The couple started the Charles and Margery Barancik Foundation in 2014 after being urged by Debra Jacobs of the Patterson Foundation to activate their foundation while they were alive, so they would be able to see the impact they had, foundation Chair Rebecca Barancik said.
In the first five years of the foundation, the couple donated more than $50 million into the Sarasota community, she said, to a wide range of regional organizations.
“My father was far happier in his final giving years than I’ve ever seen him before,” Steve Barancik said. “His relationships with his children mended. His relationships with his brothers mended. I mean, how do you hold a grudge against someone who’s become the soul of generosity? Who’s giving it all away joyfully?”
Steve Barancik credited Amar Hall, his little brother from the Big Brother, Big Sister program, with helping create the generous Charles Barancik the Sarasota community would come to know.
“Amar offered some of the unconditional love that we kids didn’t manage to, and Chuck and Margie returned it big time,” he said.
Hall met the Baranciks, whom he referred to as “Momma and Poppa B” when he was 11 and became part of the family.
“[The Baranciks] said that every person that you encounter is either a lesson or a blessing,” Hall said. “And if you’re really lucky, the individual can be both. So in my case, with them, I was really, really lucky.”

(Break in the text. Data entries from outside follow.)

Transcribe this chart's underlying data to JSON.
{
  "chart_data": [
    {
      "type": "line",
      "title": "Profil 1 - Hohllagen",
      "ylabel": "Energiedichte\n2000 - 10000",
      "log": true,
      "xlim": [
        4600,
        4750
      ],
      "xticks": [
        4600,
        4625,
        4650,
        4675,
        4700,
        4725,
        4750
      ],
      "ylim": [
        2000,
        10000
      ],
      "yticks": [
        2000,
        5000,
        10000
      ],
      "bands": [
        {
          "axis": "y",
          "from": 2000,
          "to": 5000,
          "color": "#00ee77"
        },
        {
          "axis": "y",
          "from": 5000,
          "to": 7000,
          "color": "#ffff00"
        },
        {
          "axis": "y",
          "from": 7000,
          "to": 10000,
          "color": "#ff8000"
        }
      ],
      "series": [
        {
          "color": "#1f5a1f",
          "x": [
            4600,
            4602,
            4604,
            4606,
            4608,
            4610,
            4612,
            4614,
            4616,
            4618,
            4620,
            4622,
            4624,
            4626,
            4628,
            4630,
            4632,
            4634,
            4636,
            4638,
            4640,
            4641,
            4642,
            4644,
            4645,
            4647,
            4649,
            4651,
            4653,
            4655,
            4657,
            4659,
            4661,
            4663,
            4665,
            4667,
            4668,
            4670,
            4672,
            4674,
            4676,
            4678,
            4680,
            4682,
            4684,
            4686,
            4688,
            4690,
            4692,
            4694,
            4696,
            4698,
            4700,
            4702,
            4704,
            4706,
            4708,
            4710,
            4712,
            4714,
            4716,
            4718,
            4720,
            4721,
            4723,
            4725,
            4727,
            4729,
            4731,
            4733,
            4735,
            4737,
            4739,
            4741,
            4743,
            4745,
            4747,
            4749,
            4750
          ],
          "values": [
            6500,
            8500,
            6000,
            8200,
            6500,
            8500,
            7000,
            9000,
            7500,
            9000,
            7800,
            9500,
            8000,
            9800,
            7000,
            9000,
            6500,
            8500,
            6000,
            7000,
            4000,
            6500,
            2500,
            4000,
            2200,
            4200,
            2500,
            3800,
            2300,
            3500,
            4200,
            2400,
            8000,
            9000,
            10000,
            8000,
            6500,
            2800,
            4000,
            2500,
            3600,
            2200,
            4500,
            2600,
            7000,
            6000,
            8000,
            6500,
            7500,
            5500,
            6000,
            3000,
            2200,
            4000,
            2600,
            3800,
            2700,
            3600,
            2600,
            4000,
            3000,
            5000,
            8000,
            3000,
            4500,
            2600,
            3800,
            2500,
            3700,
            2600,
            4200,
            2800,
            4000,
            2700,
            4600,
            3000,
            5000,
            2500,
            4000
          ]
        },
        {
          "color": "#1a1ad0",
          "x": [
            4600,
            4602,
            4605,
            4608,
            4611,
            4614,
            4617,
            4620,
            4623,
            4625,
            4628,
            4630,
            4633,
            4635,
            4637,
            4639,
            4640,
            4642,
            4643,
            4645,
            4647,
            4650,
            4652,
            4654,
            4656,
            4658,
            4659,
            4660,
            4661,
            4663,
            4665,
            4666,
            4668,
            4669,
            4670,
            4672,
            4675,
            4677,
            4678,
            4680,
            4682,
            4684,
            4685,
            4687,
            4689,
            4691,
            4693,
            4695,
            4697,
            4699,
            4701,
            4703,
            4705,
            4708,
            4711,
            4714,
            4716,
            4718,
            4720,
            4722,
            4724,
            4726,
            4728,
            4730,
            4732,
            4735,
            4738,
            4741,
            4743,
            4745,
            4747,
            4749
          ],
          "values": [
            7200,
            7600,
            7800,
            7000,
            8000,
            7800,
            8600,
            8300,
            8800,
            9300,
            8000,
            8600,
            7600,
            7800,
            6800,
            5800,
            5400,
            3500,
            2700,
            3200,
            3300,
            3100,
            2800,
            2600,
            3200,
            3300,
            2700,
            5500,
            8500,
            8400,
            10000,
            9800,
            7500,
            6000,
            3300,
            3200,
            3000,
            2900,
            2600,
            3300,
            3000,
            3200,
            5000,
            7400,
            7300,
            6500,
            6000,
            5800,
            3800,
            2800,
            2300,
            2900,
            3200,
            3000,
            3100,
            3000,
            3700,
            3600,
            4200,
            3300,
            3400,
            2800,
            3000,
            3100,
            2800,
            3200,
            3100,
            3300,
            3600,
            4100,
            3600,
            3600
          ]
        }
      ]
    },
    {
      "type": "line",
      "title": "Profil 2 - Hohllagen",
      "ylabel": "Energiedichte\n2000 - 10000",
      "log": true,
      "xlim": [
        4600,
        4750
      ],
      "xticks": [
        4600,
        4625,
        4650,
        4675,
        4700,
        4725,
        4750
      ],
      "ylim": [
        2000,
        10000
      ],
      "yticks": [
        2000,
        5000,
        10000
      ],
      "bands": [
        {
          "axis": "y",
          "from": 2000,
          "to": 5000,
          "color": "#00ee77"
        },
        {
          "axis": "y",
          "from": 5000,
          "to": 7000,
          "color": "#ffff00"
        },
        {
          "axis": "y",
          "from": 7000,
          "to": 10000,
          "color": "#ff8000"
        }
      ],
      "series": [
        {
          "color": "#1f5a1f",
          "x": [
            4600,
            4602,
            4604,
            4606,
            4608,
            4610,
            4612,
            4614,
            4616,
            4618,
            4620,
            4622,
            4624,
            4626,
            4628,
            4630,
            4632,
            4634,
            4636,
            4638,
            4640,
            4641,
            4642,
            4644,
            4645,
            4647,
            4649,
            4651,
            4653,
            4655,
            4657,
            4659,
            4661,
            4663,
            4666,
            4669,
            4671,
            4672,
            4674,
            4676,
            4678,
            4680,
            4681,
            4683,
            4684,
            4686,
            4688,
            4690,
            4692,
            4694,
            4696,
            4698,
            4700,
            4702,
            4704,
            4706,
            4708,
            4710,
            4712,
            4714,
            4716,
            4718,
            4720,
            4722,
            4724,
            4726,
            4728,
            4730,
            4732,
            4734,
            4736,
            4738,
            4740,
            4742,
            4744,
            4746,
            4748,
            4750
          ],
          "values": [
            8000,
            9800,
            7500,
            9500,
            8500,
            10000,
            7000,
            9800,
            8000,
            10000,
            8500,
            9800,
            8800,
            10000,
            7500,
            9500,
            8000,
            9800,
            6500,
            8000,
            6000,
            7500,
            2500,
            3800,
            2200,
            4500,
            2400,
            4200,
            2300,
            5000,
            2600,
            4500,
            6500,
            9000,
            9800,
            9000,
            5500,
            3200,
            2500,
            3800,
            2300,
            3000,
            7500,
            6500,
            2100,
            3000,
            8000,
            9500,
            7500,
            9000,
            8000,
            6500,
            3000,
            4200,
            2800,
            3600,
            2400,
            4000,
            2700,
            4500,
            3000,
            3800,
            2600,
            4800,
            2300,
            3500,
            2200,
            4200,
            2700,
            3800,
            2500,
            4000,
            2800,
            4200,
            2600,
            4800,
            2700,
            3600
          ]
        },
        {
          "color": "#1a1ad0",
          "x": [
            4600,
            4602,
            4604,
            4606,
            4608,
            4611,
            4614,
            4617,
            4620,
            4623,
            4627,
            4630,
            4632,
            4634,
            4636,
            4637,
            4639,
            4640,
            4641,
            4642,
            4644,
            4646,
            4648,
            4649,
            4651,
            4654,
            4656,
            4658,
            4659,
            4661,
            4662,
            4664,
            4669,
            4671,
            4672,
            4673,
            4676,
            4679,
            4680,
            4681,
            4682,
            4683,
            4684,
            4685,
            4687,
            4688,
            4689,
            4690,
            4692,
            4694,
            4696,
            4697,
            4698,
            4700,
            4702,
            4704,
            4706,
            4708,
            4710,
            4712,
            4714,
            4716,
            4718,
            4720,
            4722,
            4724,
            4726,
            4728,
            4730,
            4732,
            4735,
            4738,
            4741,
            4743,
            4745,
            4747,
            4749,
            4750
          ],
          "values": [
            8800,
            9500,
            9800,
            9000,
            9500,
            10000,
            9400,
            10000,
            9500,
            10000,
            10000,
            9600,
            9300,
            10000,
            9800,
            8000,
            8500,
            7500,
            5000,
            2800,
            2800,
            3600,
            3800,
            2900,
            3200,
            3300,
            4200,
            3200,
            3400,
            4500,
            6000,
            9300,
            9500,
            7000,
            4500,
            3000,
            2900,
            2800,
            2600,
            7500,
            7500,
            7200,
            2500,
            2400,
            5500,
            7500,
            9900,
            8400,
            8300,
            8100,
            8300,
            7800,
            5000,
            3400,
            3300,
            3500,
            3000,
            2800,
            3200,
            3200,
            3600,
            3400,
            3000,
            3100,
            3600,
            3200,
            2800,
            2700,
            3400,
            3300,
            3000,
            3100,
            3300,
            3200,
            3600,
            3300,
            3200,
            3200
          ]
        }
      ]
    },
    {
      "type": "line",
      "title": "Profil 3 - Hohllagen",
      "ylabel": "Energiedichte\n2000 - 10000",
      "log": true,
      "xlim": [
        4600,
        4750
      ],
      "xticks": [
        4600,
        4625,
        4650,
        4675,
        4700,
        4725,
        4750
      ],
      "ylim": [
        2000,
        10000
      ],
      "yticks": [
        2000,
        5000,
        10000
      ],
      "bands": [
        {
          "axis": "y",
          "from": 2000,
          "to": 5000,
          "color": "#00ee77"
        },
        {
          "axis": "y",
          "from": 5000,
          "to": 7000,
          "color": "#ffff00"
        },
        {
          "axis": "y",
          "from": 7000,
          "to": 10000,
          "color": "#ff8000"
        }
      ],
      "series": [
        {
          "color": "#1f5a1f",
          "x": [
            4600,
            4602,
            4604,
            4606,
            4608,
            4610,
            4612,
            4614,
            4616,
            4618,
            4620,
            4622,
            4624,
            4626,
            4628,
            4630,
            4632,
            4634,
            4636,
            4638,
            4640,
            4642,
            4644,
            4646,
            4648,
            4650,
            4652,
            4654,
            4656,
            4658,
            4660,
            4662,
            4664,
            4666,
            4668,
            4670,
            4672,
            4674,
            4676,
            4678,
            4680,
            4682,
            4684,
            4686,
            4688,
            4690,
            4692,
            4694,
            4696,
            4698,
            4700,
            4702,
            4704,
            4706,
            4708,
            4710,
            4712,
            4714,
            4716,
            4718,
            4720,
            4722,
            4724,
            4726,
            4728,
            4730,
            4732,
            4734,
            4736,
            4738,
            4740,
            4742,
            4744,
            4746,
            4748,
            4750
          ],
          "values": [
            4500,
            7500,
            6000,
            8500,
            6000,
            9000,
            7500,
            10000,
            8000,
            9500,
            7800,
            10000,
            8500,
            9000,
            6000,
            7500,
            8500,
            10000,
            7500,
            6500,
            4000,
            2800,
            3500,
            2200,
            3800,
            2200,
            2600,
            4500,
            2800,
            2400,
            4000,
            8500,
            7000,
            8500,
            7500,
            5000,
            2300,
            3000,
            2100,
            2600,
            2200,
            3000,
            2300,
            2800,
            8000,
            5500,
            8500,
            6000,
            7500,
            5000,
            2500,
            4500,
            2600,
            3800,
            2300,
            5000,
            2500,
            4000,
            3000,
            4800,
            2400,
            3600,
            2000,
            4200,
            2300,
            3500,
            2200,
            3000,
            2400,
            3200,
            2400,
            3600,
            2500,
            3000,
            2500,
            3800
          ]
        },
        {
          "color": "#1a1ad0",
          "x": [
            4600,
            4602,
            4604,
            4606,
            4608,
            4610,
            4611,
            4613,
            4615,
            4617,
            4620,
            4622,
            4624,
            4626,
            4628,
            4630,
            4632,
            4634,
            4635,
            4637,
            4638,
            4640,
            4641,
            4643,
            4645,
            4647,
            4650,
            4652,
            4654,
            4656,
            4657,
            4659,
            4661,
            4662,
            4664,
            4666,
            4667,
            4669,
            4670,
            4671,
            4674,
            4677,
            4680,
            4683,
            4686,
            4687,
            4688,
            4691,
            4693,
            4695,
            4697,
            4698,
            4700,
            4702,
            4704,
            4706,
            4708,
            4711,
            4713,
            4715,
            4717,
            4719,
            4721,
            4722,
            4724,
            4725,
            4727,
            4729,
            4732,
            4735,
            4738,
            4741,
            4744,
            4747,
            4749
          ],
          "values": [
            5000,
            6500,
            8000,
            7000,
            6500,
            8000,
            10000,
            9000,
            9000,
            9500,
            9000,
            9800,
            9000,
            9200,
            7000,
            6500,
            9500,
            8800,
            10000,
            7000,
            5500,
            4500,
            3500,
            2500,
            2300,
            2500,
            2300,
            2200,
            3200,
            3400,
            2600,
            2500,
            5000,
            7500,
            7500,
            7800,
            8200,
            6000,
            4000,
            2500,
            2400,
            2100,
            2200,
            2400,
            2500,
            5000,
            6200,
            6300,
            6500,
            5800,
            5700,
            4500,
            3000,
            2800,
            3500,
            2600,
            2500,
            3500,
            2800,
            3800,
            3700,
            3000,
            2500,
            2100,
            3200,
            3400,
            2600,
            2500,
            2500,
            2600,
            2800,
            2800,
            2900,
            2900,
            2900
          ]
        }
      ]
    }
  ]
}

Before his death, Charles informed Bharat Chandra, Sarasota Orchestra’s principal clarinetist, that his only request for his funeral was that Chandra perform Mozart’s Clarinet Concerto In A Major — Slow Movement.
“Because he always seems so healthy, active and involved with things, I have to confess that my first thought was something like: ‘Come on, Chuck. We’re at a party man,’” Chandra said. “But I knew it was important to meet him squarely at that moment, so I shook his hand, said OK and added, ‘I quite look forward to never playing that for you, Chuck.’ In December, I learned that never could come.”
In lieu of the traditional cadenza, which Chandra said is used for the soloist to “show off,” he asked that during that section the audience take a moment of quietness to remember the couple’s legacy.
“In this brief moment of quietness, [I ask] that instead of hearing me or even the sounds of this room that you hear them. The music they made with their voices, their deeds and the sounds of thanks from so many in our dear home,” he said.